E’ facile spiegare perché un giornalista debba arrivare al punto di denunciare qualcuno per difendere la propria reputazione. Ma non è altrettanto semplice analizzare alla radice il funzionamento di un sistema giudiziario che purtroppo consente maglie larghe a chi, seduto sul banco degli imputati, invece di rispondere dell’accusa che la Procura gli rivolge, può essere nelle condizioni di trasformare il processo in un’estenuante ping pong.
Vi è il rischio, cioè, che a dibattimento in corso si allunghino i tempi della giustizia con richiami a fumose denunce che fanno perdere alla controversia principale il carattere d’urgenza, degradandola al falso rango di “disfida personale”.
Sul primo punto, ovvero l’obbligo che avevo di proteggere quel mio servizio giornalistico pubblicato sul Corriere della Calabria, aggiungo solo che ho agito – rivolgendomi ai carabinieri di Gioia Tauro che assieme alla Procura di Palmi hanno considerato fondata la mia querela – nel bel mezzo di una campagna di stampa in stile macchina del fango azionata contro di me.
Dopo aver fatto il mio lavoro, sono stato vittima di una delle tante operazioni a cui oggi con sempre maggiore frequenza vanno incontro i cronisti quando, di fronte ad una inchiesta giornalistica non smentita e ad una notizia vera, il protagonista di quegli articoli scomodi sceglie di delegittimare con azioni ripetute chi aveva avuto il solo intento di informare.
È una fattispecie che ricorre spesso, questa, ed assieme al mio avvocato Maria Corio ho inteso insistere con la costituzione di parte civile anche per tentare di sensibilizzare sugli attacchi che subiamo: il giornalista non è esente dalle critiche, o peggio dalle richieste di rettifica, ma la dialettica tra il dovere di informare e il diritto alla tutela del personaggio pubblico non deve travalicare le regole. La continenza del linguaggio che si richiede a noi, deve essere pretesa anche per altri.

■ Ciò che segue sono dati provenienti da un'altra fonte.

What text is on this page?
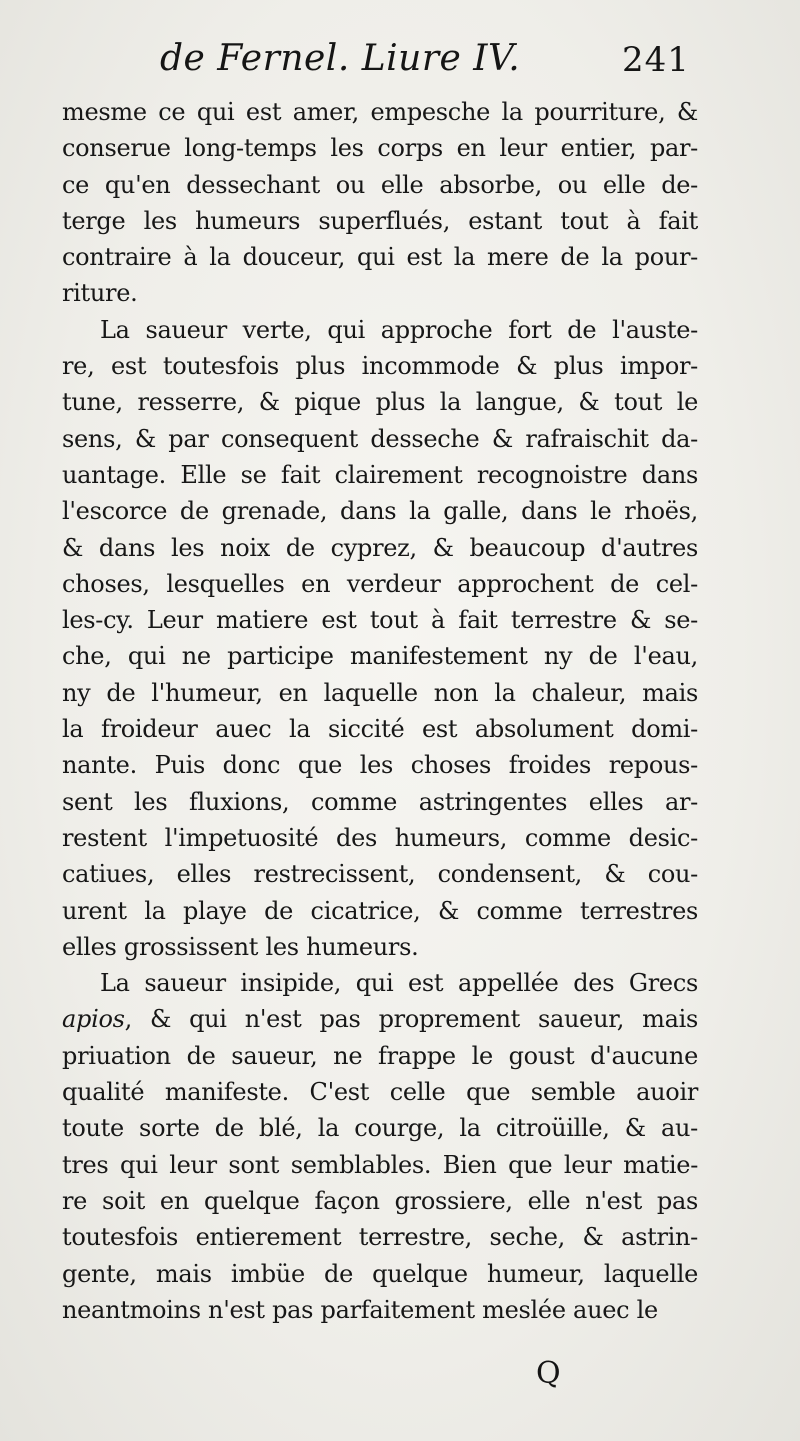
de Fernel. Liure IV.	241
mesme ce qui est amer, empesche la pourriture, &
conserue long-temps les corps en leur entier, par-
ce qu'en dessechant ou elle absorbe, ou elle de-
terge les humeurs superflués, estant tout à fait
contraire à la douceur, qui est la mere de la pour-
riture.
La saueur verte, qui approche fort de l'auste-
re, est toutesfois plus incommode & plus impor-
tune, resserre, & pique plus la langue, & tout le
sens, & par consequent desseche & rafraischit da-
uantage. Elle se fait clairement recognoistre dans
l'escorce de grenade, dans la galle, dans le rhoës,
& dans les noix de cyprez, & beaucoup d'autres
choses, lesquelles en verdeur approchent de cel-
les-cy. Leur matiere est tout à fait terrestre & se-
che, qui ne participe manifestement ny de l'eau,
ny de l'humeur, en laquelle non la chaleur, mais
la froideur auec la siccité est absolument domi-
nante. Puis donc que les choses froides repous-
sent les fluxions, comme astringentes elles ar-
restent l'impetuosité des humeurs, comme desic-
catiues, elles restrecissent, condensent, & cou-
urent la playe de cicatrice, & comme terrestres
elles grossissent les humeurs.
La saueur insipide, qui est appellée des Grecs
apios, & qui n'est pas proprement saueur, mais
priuation de saueur, ne frappe le goust d'aucune
qualité manifeste. C'est celle que semble auoir
toute sorte de blé, la courge, la citroüille, & au-
tres qui leur sont semblables. Bien que leur matie-
re soit en quelque façon grossiere, elle n'est pas
toutesfois entierement terrestre, seche, & astrin-
gente, mais imbüe de quelque humeur, laquelle
neantmoins n'est pas parfaitement meslée auec le
Q
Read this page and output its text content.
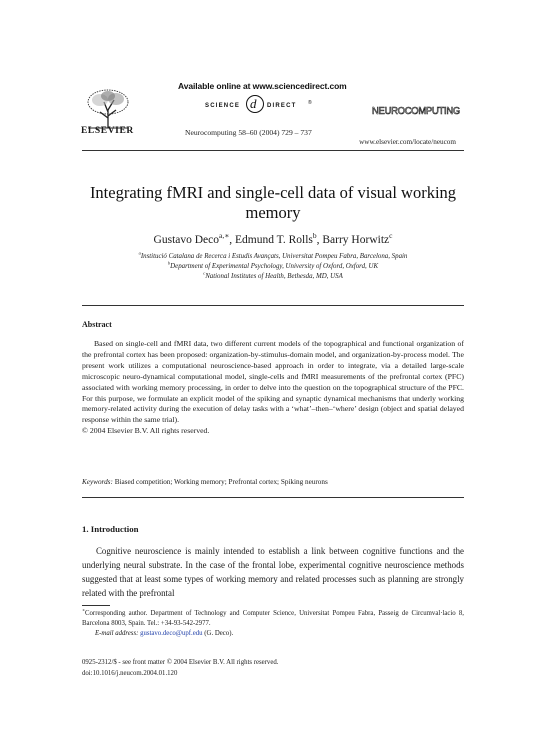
Available online at www.sciencedirect.com
SCIENCE d DIRECT ®
ELSEVIER	Neurocomputing 58–60 (2004) 729 – 737
NEUROCOMPUTING
www.elsevier.com/locate/neucom
Integrating fMRI and single-cell data of visual working memory
Gustavo Deco$^{a,∗}$, Edmund T. Rolls$^b$, Barry Horwitz$^c$
$^a$Institució Catalana de Recerca i Estudis Avançats, Universitat Pompeu Fabra, Barcelona, Spain
$^b$Department of Experimental Psychology, University of Oxford, Oxford, UK
$^c$National Institutes of Health, Bethesda, MD, USA
Abstract

Based on single-cell and fMRI data, two different current models of the topographical and functional organization of the prefrontal cortex has been proposed: organization-by-stimulus-domain model, and organization-by-process model. The present work utilizes a computational neuroscience-based approach in order to integrate, via a detailed large-scale microscopic neuro-dynamical computational model, single-cells and fMRI measurements of the prefrontal cortex (PFC) associated with working memory processing, in order to delve into the question on the topographical structure of the PFC. For this purpose, we formulate an explicit model of the spiking and synaptic dynamical mechanisms that underly working memory-related activity during the execution of delay tasks with a ‘what’–then–‘where’ design (object and spatial delayed response within the same trial).

© 2004 Elsevier B.V. All rights reserved.
Keywords: Biased competition; Working memory; Prefrontal cortex; Spiking neurons
1. Introduction

Cognitive neuroscience is mainly intended to establish a link between cognitive functions and the underlying neural substrate. In the case of the frontal lobe, experimental cognitive neuroscience methods suggested that at least some types of working memory and related processes such as planning are strongly related with the prefrontal

∗Corresponding author. Department of Technology and Computer Science, Universitat Pompeu Fabra, Passeig de Circumval·lacio 8, Barcelona 8003, Spain. Tel.: +34-93-542-2977.
E-mail address: gustavo.deco@upf.edu (G. Deco).
0925-2312/$ - see front matter © 2004 Elsevier B.V. All rights reserved.
doi:10.1016/j.neucom.2004.01.120
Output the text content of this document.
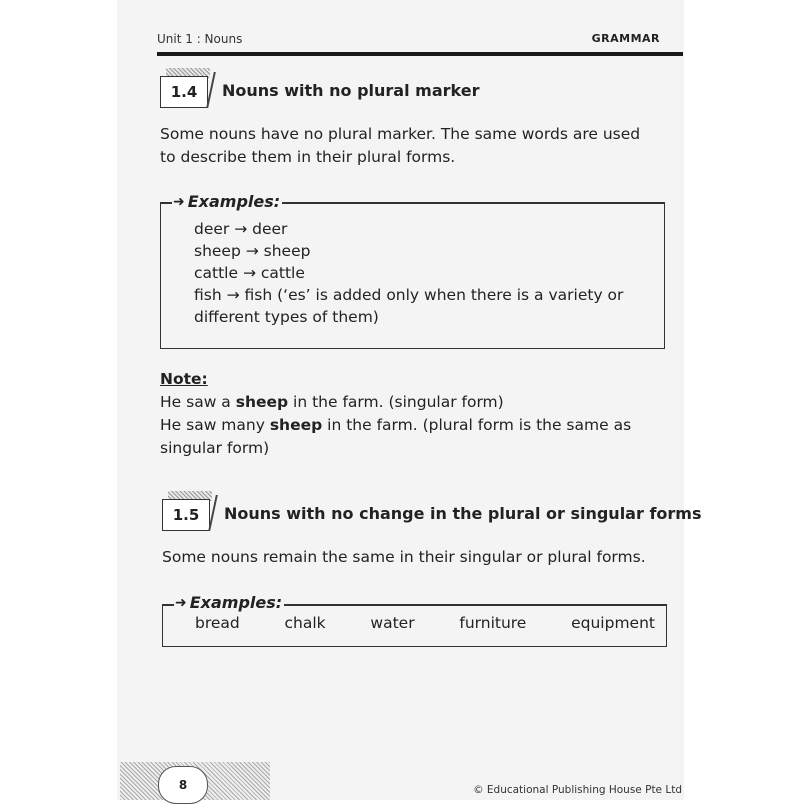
Unit 1 : Nouns	GRAMMAR
1.4	Nouns with no plural marker
Some nouns have no plural marker. The same words are used
to describe them in their plural forms.
➜ Examples:
deer → deer
sheep → sheep
cattle → cattle
fish → fish (‘es’ is added only when there is a variety or
different types of them)
Note:
He saw a sheep in the farm. (singular form)
He saw many sheep in the farm. (plural form is the same as
singular form)
1.5	Nouns with no change in the plural or singular forms
Some nouns remain the same in their singular or plural forms.
➜ Examples:
bread	chalk	water	furniture	equipment
8	© Educational Publishing House Pte Ltd
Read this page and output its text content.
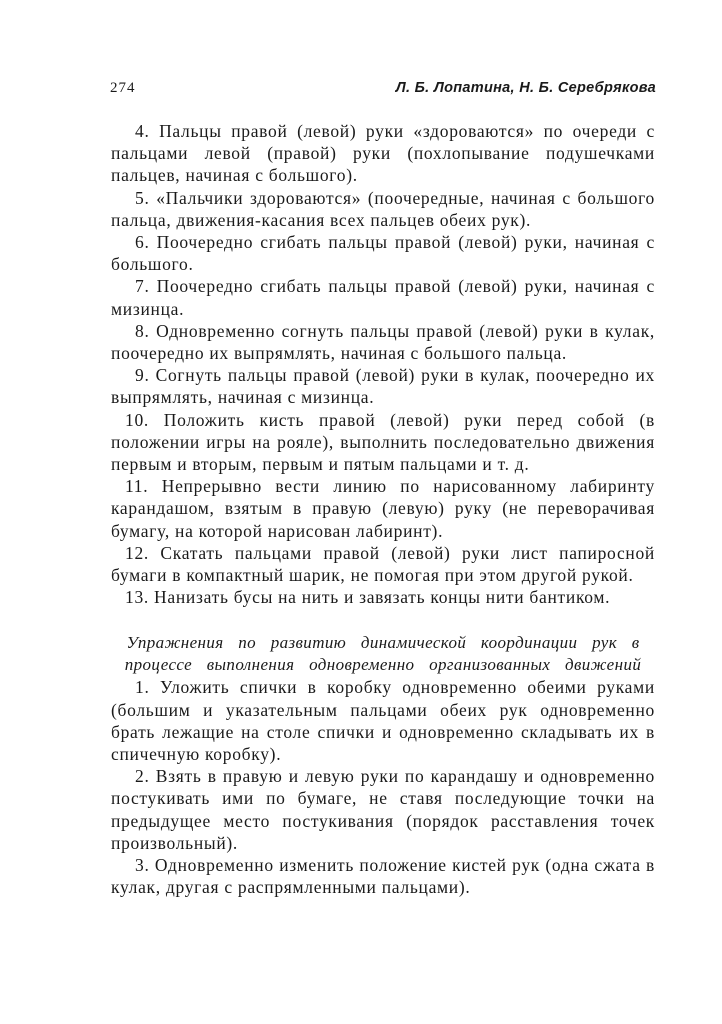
274	Л. Б. Лопатина, Н. Б. Серебрякова

4. Пальцы правой (левой) руки «здороваются» по очереди с пальцами левой (правой) руки (похлопывание подушечками пальцев, начиная с большого).

5. «Пальчики здороваются» (поочередные, начиная с большого пальца, движения-касания всех пальцев обеих рук).

6. Поочередно сгибать пальцы правой (левой) руки, начиная с большого.

7. Поочередно сгибать пальцы правой (левой) руки, начиная с мизинца.

8. Одновременно согнуть пальцы правой (левой) руки в кулак, поочередно их выпрямлять, начиная с большого пальца.

9. Согнуть пальцы правой (левой) руки в кулак, поочередно их выпрямлять, начиная с мизинца.

10. Положить кисть правой (левой) руки перед собой (в положении игры на рояле), выполнить последовательно движения первым и вторым, первым и пятым пальцами и т. д.

11. Непрерывно вести линию по нарисованному лабиринту карандашом, взятым в правую (левую) руку (не переворачивая бумагу, на которой нарисован лабиринт).

12. Скатать пальцами правой (левой) руки лист папиросной бумаги в компактный шарик, не помогая при этом другой рукой.

13. Нанизать бусы на нить и завязать концы нити бантиком.

Упражнения по развитию динамической координации рук в процессе выполнения одновременно организованных движений

1. Уложить спички в коробку одновременно обеими руками (большим и указательным пальцами обеих рук одновременно брать лежащие на столе спички и одновременно складывать их в спичечную коробку).

2. Взять в правую и левую руки по карандашу и одновременно постукивать ими по бумаге, не ставя последующие точки на предыдущее место постукивания (порядок расставления точек произвольный).

3. Одновременно изменить положение кистей рук (одна сжата в кулак, другая с распрямленными пальцами).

Sulla seconda questione, ovvero la temerarietà strumentale delle controquerele di cui può essere destinatario un giornalista parte civile, osservo che la denuncia fatta contro di me nel maggio scorso segue ad un’altra, già archiviata da tempo. Siamo già al secondo tentativo di mettere in cattiva luce il mio ruolo. Quest’ultima querela (la seconda sic !) è stata presentata pretestuosamente per stigmatizzare alcune mie pubbliche prese di posizione, ovvero per chiedere di essere indagato poiché da giornalista – e da rappresentante dell’Unione nazionale cronisti (Unci) – in qualsiasi contesto professionale io mi trovi, sono solito descrivere il mio caso giudiziario e la condotta diffamatoria per cui l’imputato è a processo.
Vi è quindi un terzo livello d’interesse in questa vicenda che chiama in causa non più solo la funzione sociale del giornalista – che deve scrivere tutto quel che sa, senza vedersi definito “mascalzone” e additato come un bugiardo come è successo a me -, non più solo la funzione giudiziaria della parte civile – che deve essere tutelata in quanto soggetto che partecipa con un proprio legale al dibattimento controesaminando l’imputato e portando nuove prove -, ma questa volta si tenta anche di impedire la funzione sindacale del giornalista: querelato, e oggi nuovamente indagato mentre sono parte offesa, perché ho raccontato in pubblico la mia odissea.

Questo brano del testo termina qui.